You can see below the Sprint Burndown Chart of a team that monitors the work remaining in Sprint in terms of “remaining hours”. This team can clearly show the team’s overall pace and capacity in general by drawing every Sprint in different color on the same A3 size chart. It can be clearly seen that the team runs 3-week Sprints and the total hours of the remaining work after Daily Scrum on each day of Sprint. We can quite easily make the following comment based on the successive Sprints on the same paper. The team was far from finishing the targeted jobs at the end of the first Sprint, probably acted too cautious in the second Sprint and finished the work in Sprint quickly this time and received additional work on the fifth day of Sprint without deviating from Sprint Goal in line with the priorities of the Product Owner. The team’s capacity and speed of finishing jobs are seen as from Sprint-3. Transparency is so high that, it is even clear that this team passed through the natural steps of Tuckman Model and finally become a well-functioning team thanks to these overlapping Sprint Burndown Charts.

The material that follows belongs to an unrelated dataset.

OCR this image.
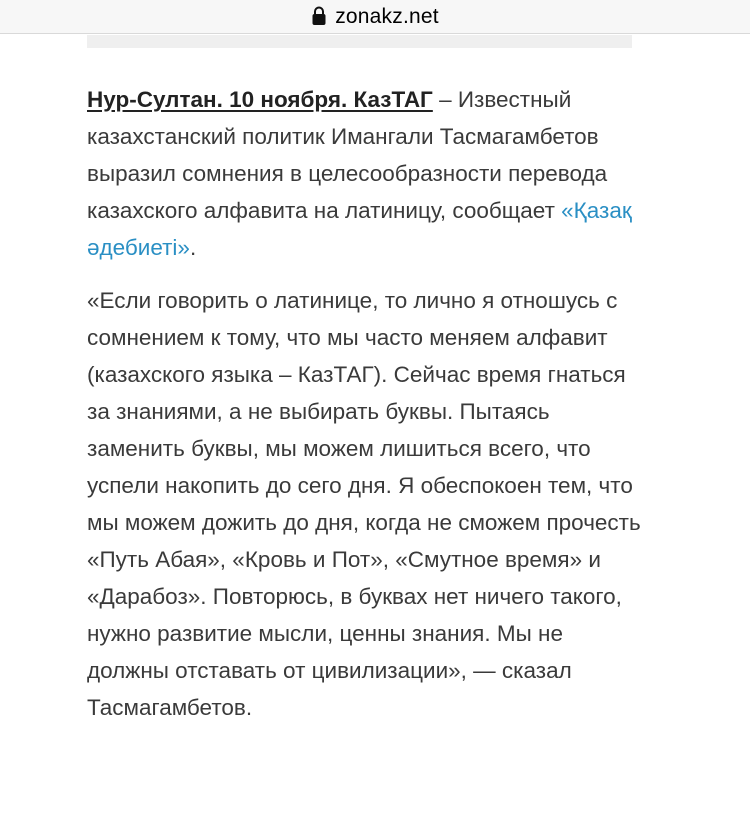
zonakz.net

Нур-Султан. 10 ноября. КазТАГ – Известный казахстанский политик Имангали Тасмагамбетов выразил сомнения в целесообразности перевода казахского алфавита на латиницу, сообщает «Қазақ әдебиеті».

«Если говорить о латинице, то лично я отношусь с сомнением к тому, что мы часто меняем алфавит (казахского языка – КазТАГ). Сейчас время гнаться за знаниями, а не выбирать буквы. Пытаясь заменить буквы, мы можем лишиться всего, что успели накопить до сего дня. Я обеспокоен тем, что мы можем дожить до дня, когда не сможем прочесть «Путь Абая», «Кровь и Пот», «Смутное время» и «Дарабоз». Повторюсь, в буквах нет ничего такого, нужно развитие мысли, ценны знания. Мы не должны отставать от цивилизации», — сказал Тасмагамбетов.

This is a good example of the transparency we want to create in Scrum teams.

Although it is very common to show the total time remaining in the Sprint Burndown Charts, I would like to mention another practice used in some of the teams I have coached. Hourly measurement may be an indicator. However, if each job in your Sprint Backlog takes more or less the same time to be completed, – splitting each job into small pieces to be completed ideally in one day or less allows you to see the continuous flow – only the total number of remaining tasks (the number of remaining post-its on our To-Do and Work in Progress boards) may also be an indicator. This is also an approach that helps to change the habit of telling, “How much I have worked on a job” information in the Daily Scrum that I mentioned above.
Scrum does not give us an instruction like “Make your burndown charts”, “use hours”. However, Sprint Burndown Charts continue to maximize transparency by showing the Sprint’s progress information on the wall as one of the easiest and most useful practices for the best Scrum teams that know the importance of monitoring the remaining work in the Sprint.